2024年7月5日番場大博士

2024年7月5日

番場 大  博士

東北大学生命科学研究科 助教

共生進化のパラドクスを解く:なぜ共生関係は多様なままなのか?

要旨
生物間の相利共生関係には,質の低い共生者を排除するための機構が進化的に不可欠である。例えば,マメ科植物と根粒菌の窒素固定共生においては,窒素固定を行わない根粒菌 (チーター) を排除する制裁機構 (Sanction) や高い窒素固定効率を示す根粒菌と優先的に関係を築く選択機構 (Partner choice) が存在する。このような共生者の質を常に高く維持する機構が存在しない場合には共生関係は必ず崩壊する。そのため,これらの機構は総称して共生関係の安定化機構と呼ばれる。一方で,共生関係の安定化機構が有効に働いている条件下では,進化の過程で共生者の多様性が減少し続けることが予想される。しかし,野生環境下における共生関係はしばしば多様化しており,その質も様々であることが観察される。
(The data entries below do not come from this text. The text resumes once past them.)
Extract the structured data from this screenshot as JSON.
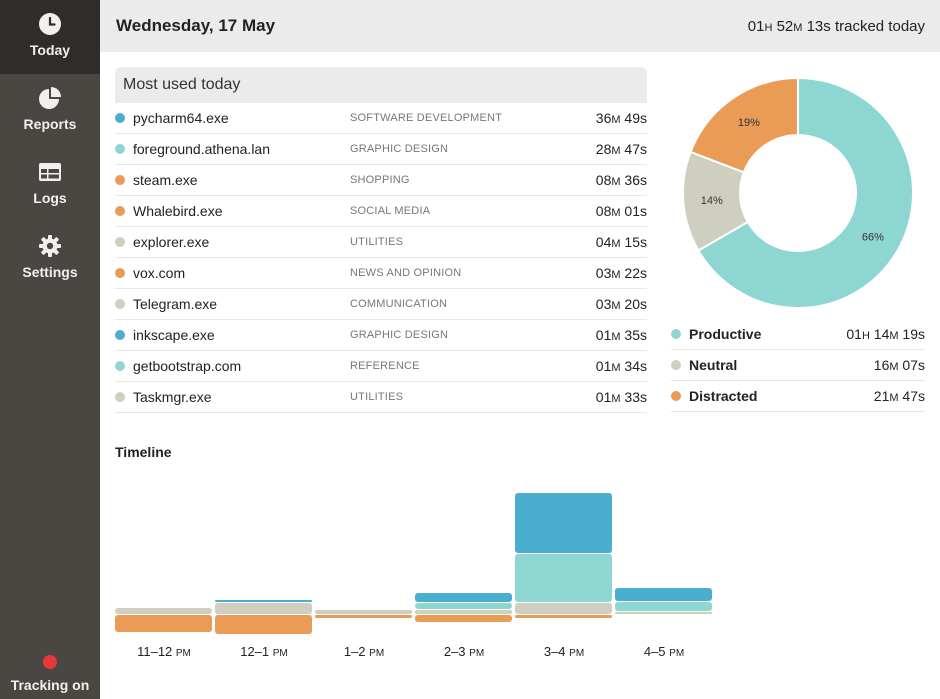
{
  "colors": {
    "productive": "#8dd6d2",
    "neutral": "#cfcfc0",
    "distracted": "#ea9b56",
    "dark_productive": "#4aafcf"
  },
  "sidebar": {
    "items": [
      {
        "label": "Today",
        "icon": "clock-icon",
        "active": true
      },
      {
        "label": "Reports",
        "icon": "pie-chart-icon",
        "active": false
      },
      {
        "label": "Logs",
        "icon": "table-icon",
        "active": false
      },
      {
        "label": "Settings",
        "icon": "gear-icon",
        "active": false
      }
    ],
    "tracking_label": "Tracking on"
  },
  "header": {
    "date": "Wednesday, 17 May",
    "tracked": {
      "h": "01",
      "m": "52",
      "s": "13",
      "suffix": " tracked today"
    }
  },
  "most_used": {
    "title": "Most used today",
    "rows": [
      {
        "name": "pycharm64.exe",
        "category": "SOFTWARE DEVELOPMENT",
        "m": "36",
        "s": "49",
        "color": "#4aafcf"
      },
      {
        "name": "foreground.athena.lan",
        "category": "GRAPHIC DESIGN",
        "m": "28",
        "s": "47",
        "color": "#8dd6d2"
      },
      {
        "name": "steam.exe",
        "category": "SHOPPING",
        "m": "08",
        "s": "36",
        "color": "#ea9b56"
      },
      {
        "name": "Whalebird.exe",
        "category": "SOCIAL MEDIA",
        "m": "08",
        "s": "01",
        "color": "#ea9b56"
      },
      {
        "name": "explorer.exe",
        "category": "UTILITIES",
        "m": "04",
        "s": "15",
        "color": "#cfcfc0"
      },
      {
        "name": "vox.com",
        "category": "NEWS AND OPINION",
        "m": "03",
        "s": "22",
        "color": "#ea9b56"
      },
      {
        "name": "Telegram.exe",
        "category": "COMMUNICATION",
        "m": "03",
        "s": "20",
        "color": "#cfcfc0"
      },
      {
        "name": "inkscape.exe",
        "category": "GRAPHIC DESIGN",
        "m": "01",
        "s": "35",
        "color": "#4aafcf"
      },
      {
        "name": "getbootstrap.com",
        "category": "REFERENCE",
        "m": "01",
        "s": "34",
        "color": "#8dd6d2"
      },
      {
        "name": "Taskmgr.exe",
        "category": "UTILITIES",
        "m": "01",
        "s": "33",
        "color": "#cfcfc0"
      }
    ]
  },
  "breakdown": {
    "slices": [
      {
        "name": "Productive",
        "percent": 66,
        "label": "66%",
        "color": "#8dd6d2",
        "h": "01",
        "m": "14",
        "s": "19"
      },
      {
        "name": "Neutral",
        "percent": 14,
        "label": "14%",
        "color": "#cfcfc0",
        "h": null,
        "m": "16",
        "s": "07"
      },
      {
        "name": "Distracted",
        "percent": 19,
        "label": "19%",
        "color": "#ea9b56",
        "h": null,
        "m": "21",
        "s": "47"
      }
    ]
  },
  "timeline": {
    "title": "Timeline",
    "max_minutes": 60,
    "hours": [
      {
        "label": "11–12",
        "ampm": "PM",
        "distracted": 7,
        "neutral": 3,
        "productive": 0,
        "dark": 0
      },
      {
        "label": "12–1",
        "ampm": "PM",
        "distracted": 8,
        "neutral": 5,
        "productive": 0,
        "dark": 1
      },
      {
        "label": "1–2",
        "ampm": "PM",
        "distracted": 1,
        "neutral": 2,
        "productive": 0,
        "dark": 0
      },
      {
        "label": "2–3",
        "ampm": "PM",
        "distracted": 3,
        "neutral": 2,
        "productive": 3,
        "dark": 4
      },
      {
        "label": "3–4",
        "ampm": "PM",
        "distracted": 1,
        "neutral": 5,
        "productive": 20,
        "dark": 25
      },
      {
        "label": "4–5",
        "ampm": "PM",
        "distracted": 0,
        "neutral": 1,
        "productive": 4,
        "dark": 6
      }
    ]
  }
}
このように進化的に必須な共生関係の安定化機構が働いているにも関わらず,共生者の多様性が維持され続けることは共生進化のパラドクスの1つとして扱われる。
  本セミナーでは,マメ科植物ミヤコグサとその共生根粒菌の関係に着目し,共生者の多様性減少に抗う機構に関する研究を紹介します。共生関係が成立,維持,進化する過程について皆さまと議論できたらうれしいです。